By Kate Kelland
London - They insist they're no superwomen, they have no special powers, and are certainly not pain or adrenaline junkies.
But "freebirthers" choose to go through what some call the most painful and potentially frightening experience of a woman's life with no drugs, no midwife and no medical help.
Delivering their own babies at home, often alone, they dismiss what they say is "fearmongering" by doctors and midwives and confidently catch their offspring as they leave the womb.
"Birthing uses the same hormones as lovemaking - so why would you want anyone poking and prodding you, observing you and putting you under a spotlight?," said Veronika Robinson, an Australian based in Britain who sees growing interest in freebirth among readers of international magazine, "The Mother".
Her comment is echoed by many in online discussion groups about freebirth, where women insist having a baby is as intimate an experience as having sex.
"We were the only people there when she was conceived, and it felt absolutely 100 percent right that we were the only people there when she was born," writes Laura Fields from the United States.
Robinson says medical establishments in Britain and across other westernised nations have for years been "taking something that's natural and making it into a disease", and now, with freebirthing, "women are taking their power back".
Free- or unassisted birth means having a baby with no medical or professional help. In Britain, as in North America, where its popularity is growing, it is legal as long as delivery is not "assisted" by an unqualified partner, friend or husband.
To some, like new mom Janet Sears, the idea of giving birth alone, with no one around to help if things go wrong, is little short of madness: "It's my idea of hell," she said.
But one of its most prominent supporters, Laura Shanley, an author on childbirth, is now mother to four children - all of whom were born at home without the help of doctors or midwives.
Shanley, who lives in Colorado in the United States, says that in essence birth is only problematic because of three main factors - poverty, intervention and fear.
As long as clean water and reasonable living standards are available - as they are to many women in the west - then the task is to eliminate the other two factors and a natural birth will be as safe as it can be.
"As I began to understand how fear affects the body, and that birth is not inherently dangerous provided we don't trigger the fight-flight response and shut down labour, then to me it was natural to want to just trust myself," she said.
"It didn't make sense to me that something that ensures the continuation of the race would be a dangerous and scary event."
Diana Drescher, a Dutch freebirthing enthusiast who lives in Britain and wants a fourth baby with her German partner, agrees.
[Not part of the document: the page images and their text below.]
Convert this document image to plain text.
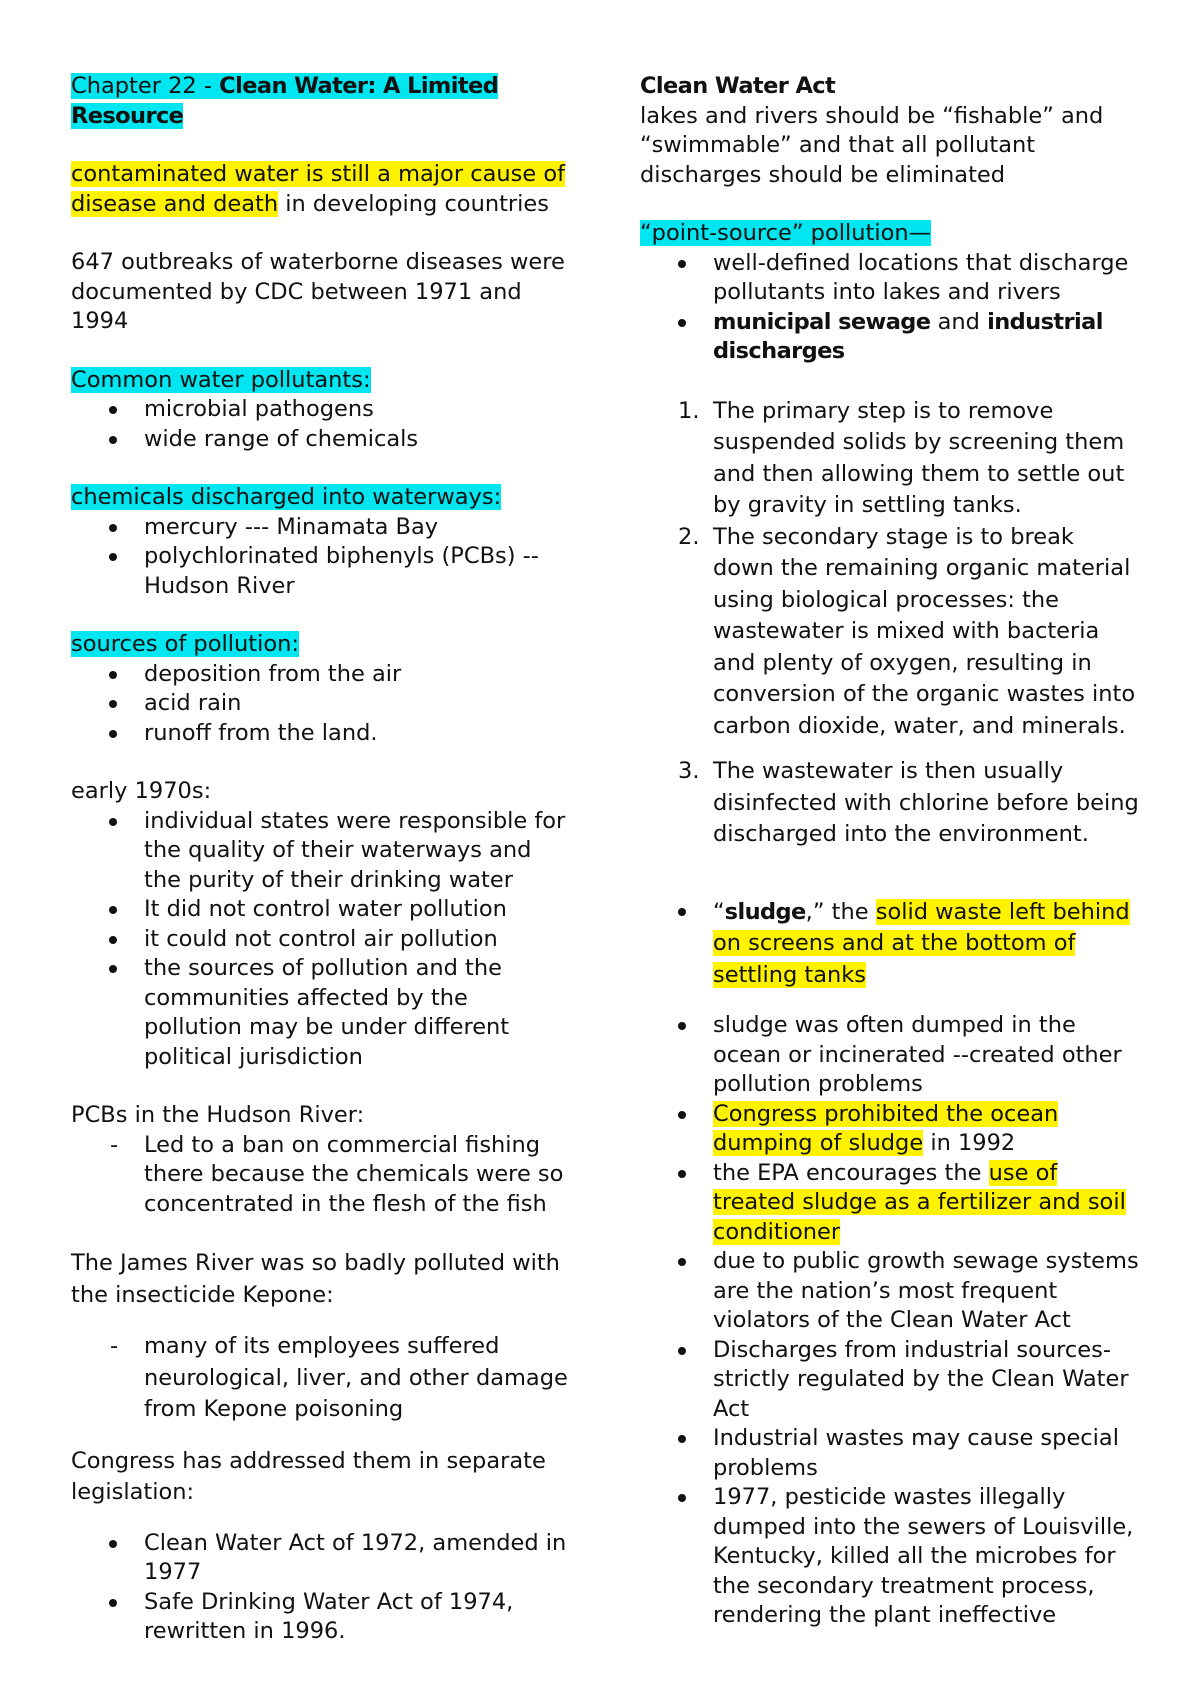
Chapter 22 - Clean Water: A Limited
Resource

contaminated water is still a major cause of disease and death in developing countries

647 outbreaks of waterborne diseases were documented by CDC between 1971 and 1994

Common water pollutants:

microbial pathogens
wide range of chemicals

chemicals discharged into waterways:

mercury --- Minamata Bay
polychlorinated biphenyls (PCBs) --Hudson River

sources of pollution:

deposition from the air
acid rain
runoff from the land.

early 1970s:

individual states were responsible for the quality of their waterways and the purity of their drinking water
It did not control water pollution
it could not control air pollution
the sources of pollution and the communities affected by the pollution may be under different political jurisdiction

PCBs in the Hudson River:

- Led to a ban on commercial fishing there because the chemicals were so concentrated in the flesh of the fish

The James River was so badly polluted with the insecticide Kepone:

- many of its employees suffered neurological, liver, and other damage from Kepone poisoning

Congress has addressed them in separate legislation:

Clean Water Act of 1972, amended in 1977
Safe Drinking Water Act of 1974, rewritten in 1996.

Clean Water Act

lakes and rivers should be “fishable” and “swimmable” and that all pollutant discharges should be eliminated

“point-source” pollution—

well-defined locations that discharge pollutants into lakes and rivers
municipal sewage and industrial discharges
1. The primary step is to remove suspended solids by screening them and then allowing them to settle out by gravity in settling tanks.
2. The secondary stage is to break down the remaining organic material using biological processes: the wastewater is mixed with bacteria and plenty of oxygen, resulting in conversion of the organic wastes into carbon dioxide, water, and minerals.
3. The wastewater is then usually disinfected with chlorine before being discharged into the environment.
“sludge,” the solid waste left behind on screens and at the bottom of settling tanks
sludge was often dumped in the ocean or incinerated --created other pollution problems
Congress prohibited the ocean dumping of sludge in 1992
the EPA encourages the use of treated sludge as a fertilizer and soil conditioner
due to public growth sewage systems are the nation’s most frequent violators of the Clean Water Act
Discharges from industrial sources- strictly regulated by the Clean Water Act
Industrial wastes may cause special problems
1977, pesticide wastes illegally dumped into the sewers of Louisville, Kentucky, killed all the microbes for the secondary treatment process, rendering the plant ineffective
"We've been giving birth for thousands of years and we're still in this world. If it was that dangerous, we wouldn't be here," she said.
Coming from the Netherlands, where there is a more relaxed attitude to birth, Diana finds British medical authorities far too quick to intervene and is determined to have her next baby here with no professional presence.
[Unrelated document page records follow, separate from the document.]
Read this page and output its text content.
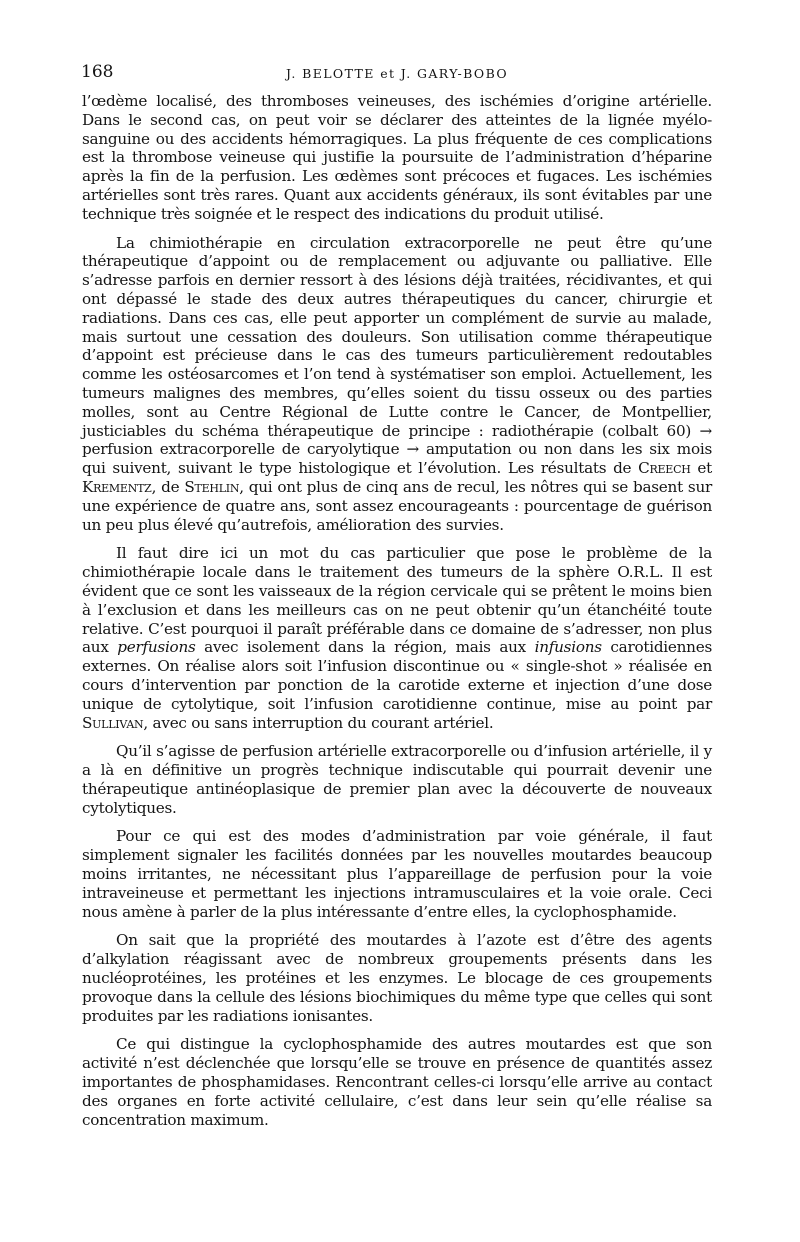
168	J. BELOTTE et J. GARY-BOBO

l’œdème localisé, des thromboses veineuses, des ischémies d’origine artérielle. Dans le second cas, on peut voir se déclarer des atteintes de la lignée myélo-sanguine ou des accidents hémorragiques. La plus fréquente de ces complications est la thrombose veineuse qui justifie la poursuite de l’administration d’héparine après la fin de la perfusion. Les œdèmes sont précoces et fugaces. Les ischémies artérielles sont très rares. Quant aux accidents généraux, ils sont évitables par une technique très soignée et le respect des indications du produit utilisé.

La chimiothérapie en circulation extracorporelle ne peut être qu’une thérapeutique d’appoint ou de remplacement ou adjuvante ou palliative. Elle s’adresse parfois en dernier ressort à des lésions déjà traitées, récidivantes, et qui ont dépassé le stade des deux autres thérapeutiques du cancer, chirurgie et radiations. Dans ces cas, elle peut apporter un complément de survie au malade, mais surtout une cessation des douleurs. Son utilisation comme thérapeutique d’appoint est précieuse dans le cas des tumeurs particulièrement redoutables comme les ostéosarcomes et l’on tend à systématiser son emploi. Actuellement, les tumeurs malignes des membres, qu’elles soient du tissu osseux ou des parties molles, sont au Centre Régional de Lutte contre le Cancer, de Montpellier, justiciables du schéma thérapeutique de principe : radiothérapie (colbalt 60) → perfusion extracorporelle de caryolytique → amputation ou non dans les six mois qui suivent, suivant le type histologique et l’évolution. Les résultats de Creech et Krementz, de Stehlin, qui ont plus de cinq ans de recul, les nôtres qui se basent sur une expérience de quatre ans, sont assez encourageants : pourcentage de guérison un peu plus élevé qu’autrefois, amélioration des survies.

Il faut dire ici un mot du cas particulier que pose le problème de la chimiothérapie locale dans le traitement des tumeurs de la sphère O.R.L. Il est évident que ce sont les vaisseaux de la région cervicale qui se prêtent le moins bien à l’exclusion et dans les meilleurs cas on ne peut obtenir qu’un étanchéité toute relative. C’est pourquoi il paraît préférable dans ce domaine de s’adresser, non plus aux perfusions avec isolement dans la région, mais aux infusions carotidiennes externes. On réalise alors soit l’infusion discontinue ou « single-shot » réalisée en cours d’intervention par ponction de la carotide externe et injection d’une dose unique de cytolytique, soit l’infusion carotidienne continue, mise au point par Sullivan, avec ou sans interruption du courant artériel.

Qu’il s’agisse de perfusion artérielle extracorporelle ou d’infusion artérielle, il y a là en définitive un progrès technique indiscutable qui pourrait devenir une thérapeutique antinéoplasique de premier plan avec la découverte de nouveaux cytolytiques.

Pour ce qui est des modes d’administration par voie générale, il faut simplement signaler les facilités données par les nouvelles moutardes beaucoup moins irritantes, ne nécessitant plus l’appareillage de perfusion pour la voie intraveineuse et permettant les injections intramusculaires et la voie orale. Ceci nous amène à parler de la plus intéressante d’entre elles, la cyclophosphamide.

On sait que la propriété des moutardes à l’azote est d’être des agents d’alkylation réagissant avec de nombreux groupements présents dans les nucléoprotéines, les protéines et les enzymes. Le blocage de ces groupements provoque dans la cellule des lésions biochimiques du même type que celles qui sont produites par les radiations ionisantes.

Ce qui distingue la cyclophosphamide des autres moutardes est que son activité n’est déclenchée que lorsqu’elle se trouve en présence de quantités assez importantes de phosphamidases. Rencontrant celles-ci lorsqu’elle arrive au contact des organes en forte activité cellulaire, c’est dans leur sein qu’elle réalise sa concentration maximum.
She says she will also avoid being in her partner's native Germany where she says freebirth is virtually impossible without fear of the authorities finding out and intervening.
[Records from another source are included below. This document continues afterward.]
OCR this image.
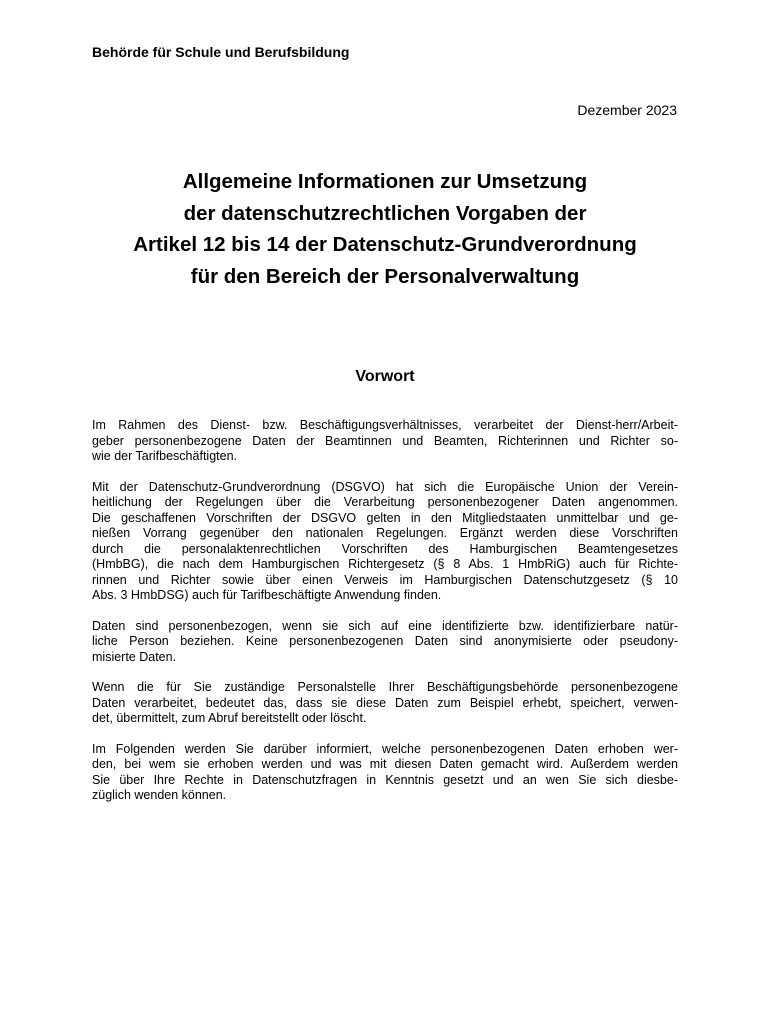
Behörde für Schule und Berufsbildung

Dezember 2023

Allgemeine Informationen zur Umsetzung
der datenschutzrechtlichen Vorgaben der
Artikel 12 bis 14 der Datenschutz-Grundverordnung
für den Bereich der Personalverwaltung
Vorwort

Im Rahmen des Dienst- bzw. Beschäftigungsverhältnisses, verarbeitet der Dienst-herr/Arbeit-
geber personenbezogene Daten der Beamtinnen und Beamten, Richterinnen und Richter so-
wie der Tarifbeschäftigten.

Mit der Datenschutz-Grundverordnung (DSGVO) hat sich die Europäische Union der Verein-
heitlichung der Regelungen über die Verarbeitung personenbezogener Daten angenommen.
Die geschaffenen Vorschriften der DSGVO gelten in den Mitgliedstaaten unmittelbar und ge-
nießen Vorrang gegenüber den nationalen Regelungen. Ergänzt werden diese Vorschriften
durch die personalaktenrechtlichen Vorschriften des Hamburgischen Beamtengesetzes
(HmbBG), die nach dem Hamburgischen Richtergesetz (§ 8 Abs. 1 HmbRiG) auch für Richte-
rinnen und Richter sowie über einen Verweis im Hamburgischen Datenschutzgesetz (§ 10
Abs. 3 HmbDSG) auch für Tarifbeschäftigte Anwendung finden.

Daten sind personenbezogen, wenn sie sich auf eine identifizierte bzw. identifizierbare natür-
liche Person beziehen. Keine personenbezogenen Daten sind anonymisierte oder pseudony-
misierte Daten.

Wenn die für Sie zuständige Personalstelle Ihrer Beschäftigungsbehörde personenbezogene
Daten verarbeitet, bedeutet das, dass sie diese Daten zum Beispiel erhebt, speichert, verwen-
det, übermittelt, zum Abruf bereitstellt oder löscht.

Im Folgenden werden Sie darüber informiert, welche personenbezogenen Daten erhoben wer-
den, bei wem sie erhoben werden und was mit diesen Daten gemacht wird. Außerdem werden
Sie über Ihre Rechte in Datenschutzfragen in Kenntnis gesetzt und an wen Sie sich diesbe-
züglich wenden können.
"I do know some people who have had unassisted births in Germany, but they will not talk about it. It's a very close community that does it and they have to be very careful."
Britain's Department of Health frowns on the practice of freebirthing and says every woman should have a midwife.
"The safety of mothers and their babies is our top priority," a spokesperson said. "Midwives are the experts in normal pregnancy and birth and have the skills to refer to and co-ordinate between specialist services. Every woman needs the care of a midwife in labour and birth and those women with more complex pregnancies may need a doctor, too."
And some doctors, as well as some friends and relatives of those who chose to go it alone when they go into labour, are fiercely critical of what they see as a selfish, reckless, even irresponsible approach to childbirth.
"Dr Crippen", a British National Health Service doctor who writes an award-winning blog on the Internet, has reacted angrily to growing interest in freebirth, saying babies born this way should have a right to legal recourse later in life.
He says "giving birth is the most dangerous thing that most woman will do during their life", and argues:
"Does a mother not owe a duty of care to her baby? Should a mother not take reasonable care to protect the baby when she gives birth? And if she does not take reasonable care - and the standard should be objective, not subjective - why should a baby who has sustained avoidable brain damage due to the mother's negligence not take action against his mother?"
If a baby were to die during a freebirth, Dr Crippen argues the mother should be prosecuted for manslaughter.
Mary Siever, a mother of three who lives in Alberta, Canada, said she has experienced the wrath of those around her when they learned she had a baby on her own.
"There are are people who are horrified when they find out that an unassisted birth has taken place," she said.
"I can't claim to know why they feel this way, but my belief is that the majority of them - doctors and health authorities - truly do not think women are intellectually capable of making their own decisions when it comes to birth."